110 ans de prison pour un accident mortel: la condamnation d’un routier fait polémique

AFP

Plus de 4,5 millions de personnes, dont Kim Kardashian, demandaient mercredi la clémence pour un jeune chauffeur de camion, condamné à 110 ans de prison pour avoir accidentellement tué quatre personnes dans l’Etat du Colorado lorsque ses freins ont lâché dans une descente.

Le juge Bruce Jones, qui a mené le procès du chauffeur, a déclaré en rendant son jugement la semaine dernière que « s’il en avait eu le pouvoir », il n’aurait pas prononcé une sanction aussi sévère.

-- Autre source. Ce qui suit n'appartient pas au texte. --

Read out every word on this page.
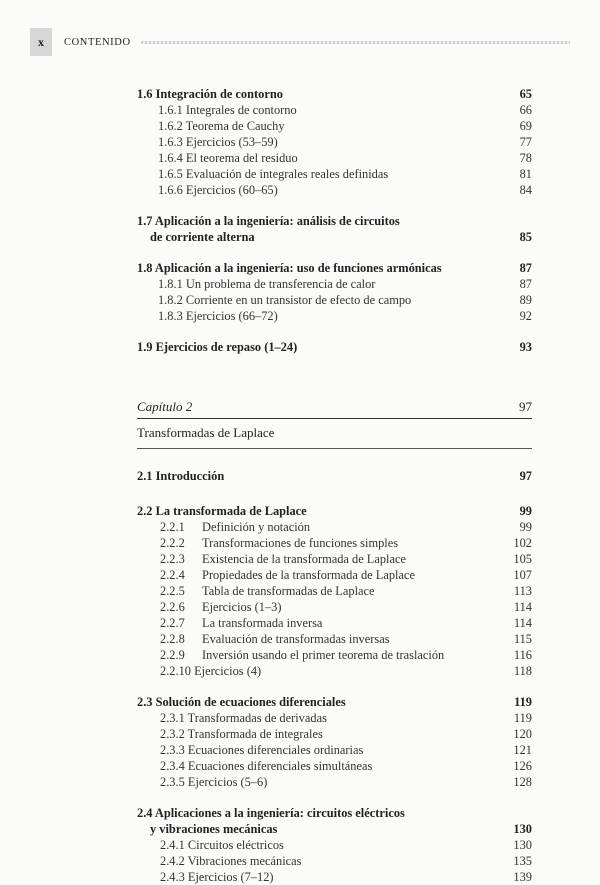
x	CONTENIDO
1.6 Integración de contorno	65
1.6.1 Integrales de contorno	66
1.6.2 Teorema de Cauchy	69
1.6.3 Ejercicios (53–59)	77
1.6.4 El teorema del residuo	78
1.6.5 Evaluación de integrales reales definidas	81
1.6.6 Ejercicios (60–65)	84
1.7 Aplicación a la ingeniería: análisis de circuitos
de corriente alterna	85
1.8 Aplicación a la ingeniería: uso de funciones armónicas	87
1.8.1 Un problema de transferencia de calor	87
1.8.2 Corriente en un transistor de efecto de campo	89
1.8.3 Ejercicios (66–72)	92
1.9 Ejercicios de repaso (1–24)	93
Capítulo 2	97
Transformadas de Laplace
2.1 Introducción	97
2.2 La transformada de Laplace	99
2.2.1 Definición y notación	99
2.2.2 Transformaciones de funciones simples	102
2.2.3 Existencia de la transformada de Laplace	105
2.2.4 Propiedades de la transformada de Laplace	107
2.2.5 Tabla de transformadas de Laplace	113
2.2.6 Ejercicios (1–3)	114
2.2.7 La transformada inversa	114
2.2.8 Evaluación de transformadas inversas	115
2.2.9 Inversión usando el primer teorema de traslación	116
2.2.10 Ejercicios (4)	118
2.3 Solución de ecuaciones diferenciales	119
2.3.1 Transformadas de derivadas	119
2.3.2 Transformada de integrales	120
2.3.3 Ecuaciones diferenciales ordinarias	121
2.3.4 Ecuaciones diferenciales simultáneas	126
2.3.5 Ejercicios (5–6)	128
2.4 Aplicaciones a la ingeniería: circuitos eléctricos
y vibraciones mecánicas	130
2.4.1 Circuitos eléctricos	130
2.4.2 Vibraciones mecánicas	135
2.4.3 Ejercicios (7–12)	139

Mais les lois du Colorado contraignaient mécaniquement le juge à cumuler les peines de prison correspondant aux charges dont Rogel Aguilera-Mederos a été reconnu coupable par un jury: 27 au total, dont certaines relevant aux yeux du droit local du « crime violent ».

Pour Rogel Aguilera-Mederos, le drame survenu le 25 avril 2019 non loin de Denver est bien un accident. Il circulait ce jour-là sur une autoroute à bord d’un semi-remorque chargé de bois lorsque ses freins ont selon lui lâché dans une descente.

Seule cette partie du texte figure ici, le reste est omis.